Sola Fide

            The doctrine of justification by faith alone (Sola Fide) was one of the doctrines that gave the Reformers a strong footing in the sixteenth century. Convinced that this doctrine is derived from the Scriptures, the Reformers insisted that a person is justified by faith apart from the works of the law (Rom. 3:28). Philip Melanchthon explains, “Therefore, when justification is attributed to faith, it is attributed to the mercy of God; it is taken out of the realm of human efforts, works, and, merits.”[1] The Reformers’ insistence on sola fide would be a controversial matter in the sixteenth century because it contradicted the teaching of the Catholic Church concerning justificationCatholics believed that a person is not justified by faith alone but by faith and works. James Payton notes, “From the perspective of those steeped in the medieval church’s instruction, the Reformers’ radical reduction of what was needed for justification was shocking.”[2] In an attempt to defend their view on justification, Catholic defenders accused the Reformers of being antinomian. Payton states, “The defenders of the Roman church quickly pointed out that the Reformers’ teaching would lead to indifference towards godliness.”[3] Taking my cue from the Reformers, I would like to show how the gospel relates to sanctification in the life of the believer.

  1. The gospel provides the motivation for sanctification.

            When Luther was an Augustinian monk, he desperately tried to save himself through his own efforts. But the more he tried, the more he felt the weight of his sins. Nothing seemed to appease his conscience. It was not until he studied Romans, Galatians, and Hebrews that Luther discovered the liberating truth of the gospel: “For in it the righteousness of God is revealed from faith for faith, as it is written, ‘The righteous shall live by faith’” (Rom 1:17 ESV). This verse not only altered his view on justification but helped him see how the gospel provides the motivation for sanctification: “Is not such a soul most obedient to God in all things by this faith?”[4] Luther adds, “The works themselves do not justify him before God, but he does the works out of spontaneous love in obedience to God and considers nothing except the approval of God, whom he would most scrupulously obey in all things.”[5] Luther is in complete harmony with Jesus in this regard. For example, Jesus says, “If you love me, you will keep my commandments” (Jn. 14:15 ESV). To love Jesus, a person must first enter into a relationship with him. This relationship cannot be initiated by the sinner but by God himself. It is only when a person’s eyes are opened to behold the love and righteousness of God displayed in Calvary that he can be led to love God with his all and love his neighbor as himself. No wonder the Apostle John states, “We love because he first loved us” (1 Jn. 4:19 NIV). Simply put, the believer obeys not to be accepted; he obeys because he has already been accepted by God through his union with Christ.

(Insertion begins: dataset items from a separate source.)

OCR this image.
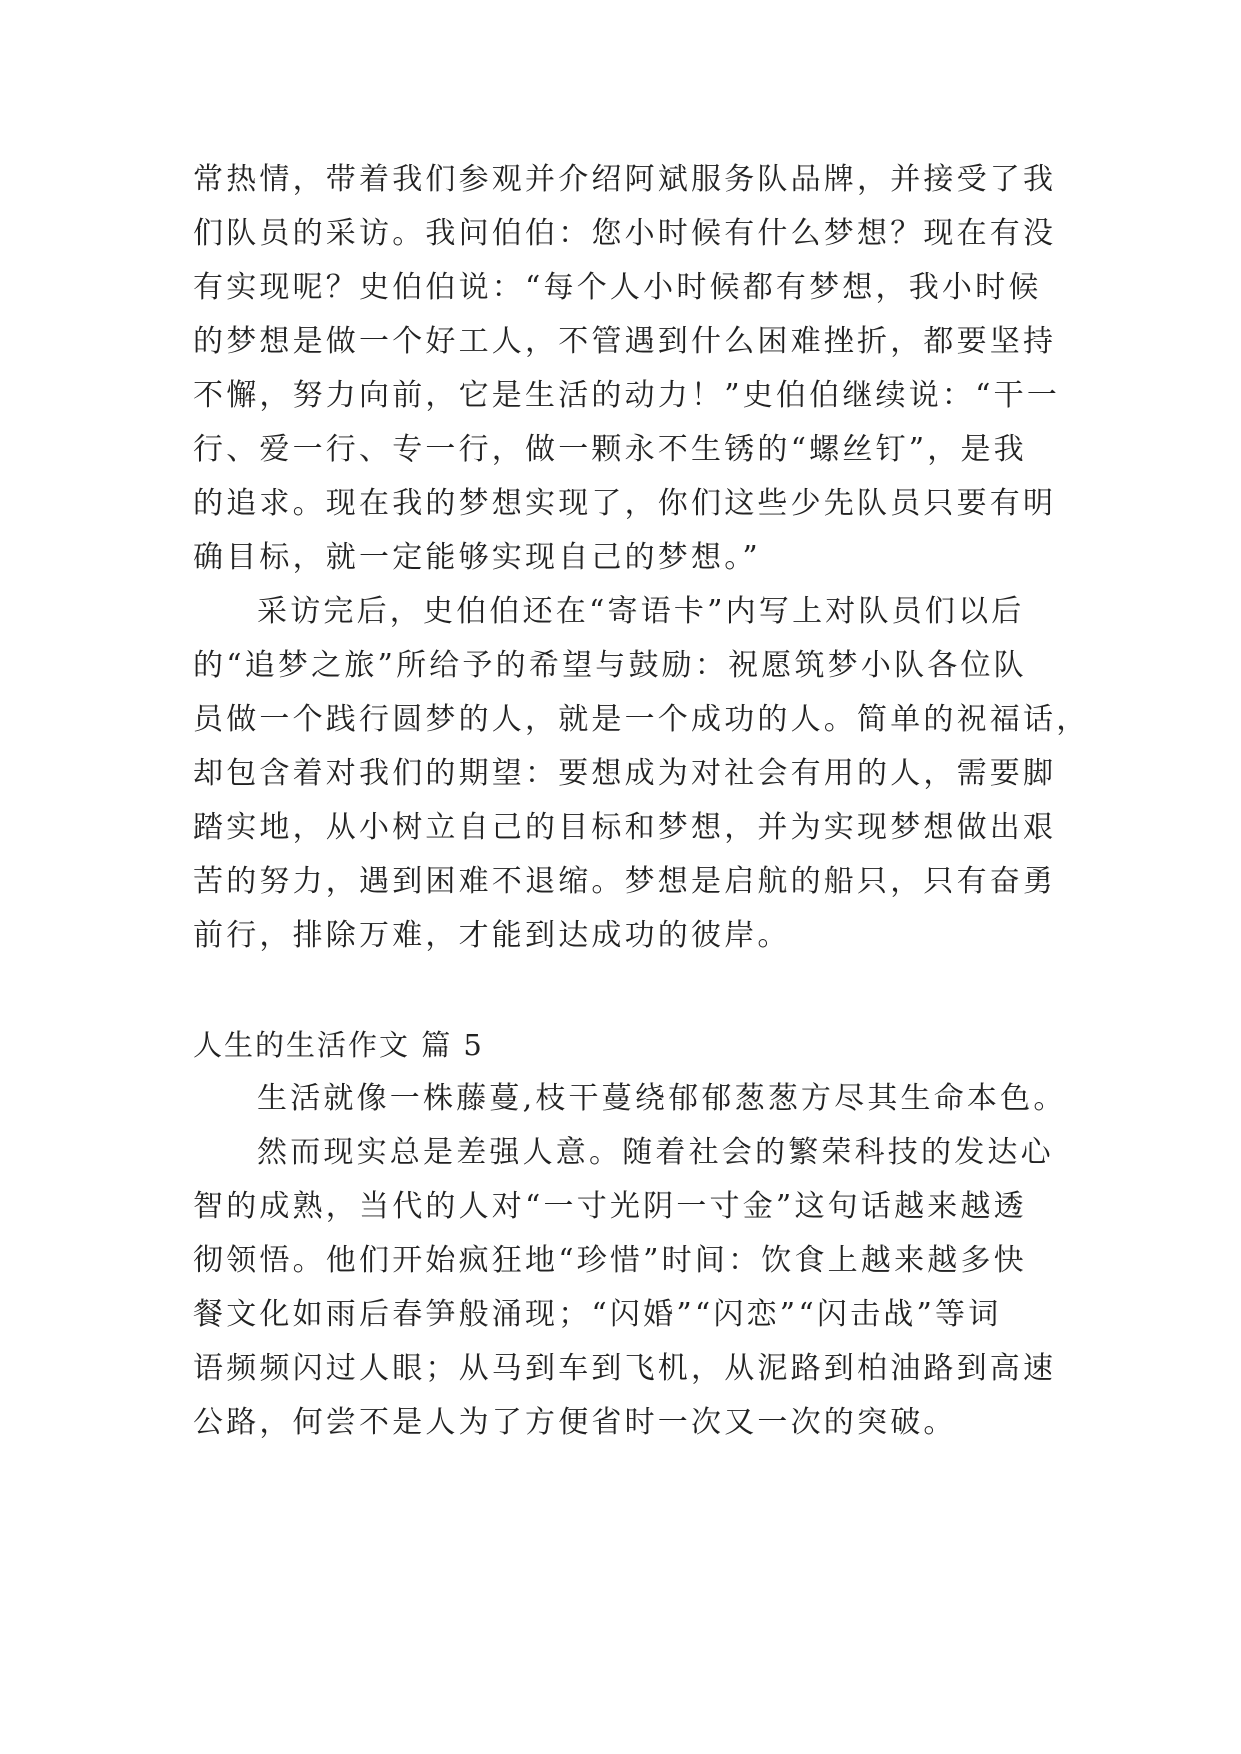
常热情，带着我们参观并介绍阿斌服务队品牌，并接受了我
们队员的采访。我问伯伯：您小时候有什么梦想？现在有没
有实现呢？史伯伯说：“每个人小时候都有梦想，我小时候
的梦想是做一个好工人，不管遇到什么困难挫折，都要坚持
不懈，努力向前，它是生活的动力！”史伯伯继续说：“干一
行、爱一行、专一行，做一颗永不生锈的“螺丝钉”，是我
的追求。现在我的梦想实现了，你们这些少先队员只要有明
确目标，就一定能够实现自己的梦想。”
采访完后，史伯伯还在“寄语卡”内写上对队员们以后
的“追梦之旅”所给予的希望与鼓励：祝愿筑梦小队各位队
员做一个践行圆梦的人，就是一个成功的人。简单的祝福话，
却包含着对我们的期望：要想成为对社会有用的人，需要脚
踏实地，从小树立自己的目标和梦想，并为实现梦想做出艰
苦的努力，遇到困难不退缩。梦想是启航的船只，只有奋勇
前行，排除万难，才能到达成功的彼岸。
人生的生活作文 篇 5
生活就像一株藤蔓,枝干蔓绕郁郁葱葱方尽其生命本色。
然而现实总是差强人意。随着社会的繁荣科技的发达心
智的成熟，当代的人对“一寸光阴一寸金”这句话越来越透
彻领悟。他们开始疯狂地“珍惜”时间：饮食上越来越多快
餐文化如雨后春笋般涌现；“闪婚”“闪恋”“闪击战”等词
语频频闪过人眼；从马到车到飞机，从泥路到柏油路到高速
公路，何尝不是人为了方便省时一次又一次的突破。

  1. The gospel provides the foundation for sanctification.

            If I was asked to choose books in the New Testament that show how the gospel relates to sanctification in the life of the believer, Romans would be on top of my list.  From chapters 3:21-5:21, the Apostle Paul unpacked the doctrine of justification by faith in ways that magnified God’s grace. As Paul transitioned to the second half of his epistle, he showed how the gospel grounds the believer’s sanctification: “I appeal to you therefore, brothers, by the mercies of God, present your bodies as a living sacrifice, holy and acceptable to God, which is your spiritual worship” (Rom 12:1 ESV). The Reformers did not miss this important connection. John Calvin, for example, argued that justification by faith necessitates sanctification in life: “For the Scripture teaches that Christ has been made for us not only righteousness but also sanctification. Hence, we cannot receive through faith his righteousness without embracing at the same time that sanctification.”[6] Dr. Bruce also states that sola fide does not mean that a person once justified will go on sinning in disdain for the work that God has done for him in Christ.[7] This is a much-needed corrective especially among Christians who are leaning towards antinomianism. In a time when Christian morals are being swallowed up by worldly values, the church today needs to uphold the teachings of the Reformers on the doctrine of justification sola fide: we are justified by faith alonebut faith is never alone.[8]

Calvin, John. Instruction in the Christian Faith, 1537.

Luther, Martin. The Freedom of a Christian, 1521.

Melanchthon, Philip. Loci communes theologici, 1535.

Payton, James. Getting the Reformation Wrong. Downers Grove, IL: InterVarsity Press, 2010. Digital.

[1] Philip Melanchthon, Loci communes theologici, 106.

[2] James Payton, Getting the Reformation Wrong (Downers Grove, IL: InterVarsity Press, 2010), Kindle edition.

[3] Ibid., Kindle edition.

[4] Martin Luther, The Freedom of a Christian, 26.

[5] Ibid., 35.

[6] John Calvin, Instruction in the Christian Faith, 17.

[7] Joshua Bruce, Video Lecture. Knox Theological Seminary, Ft. Lauderdale FL. Lesson 9, February 25, 2021.

[8] James Payton, Getting the Reformation Wrong (Downers Grove, IL: InterVarsity Press, 2010), Kindle edition.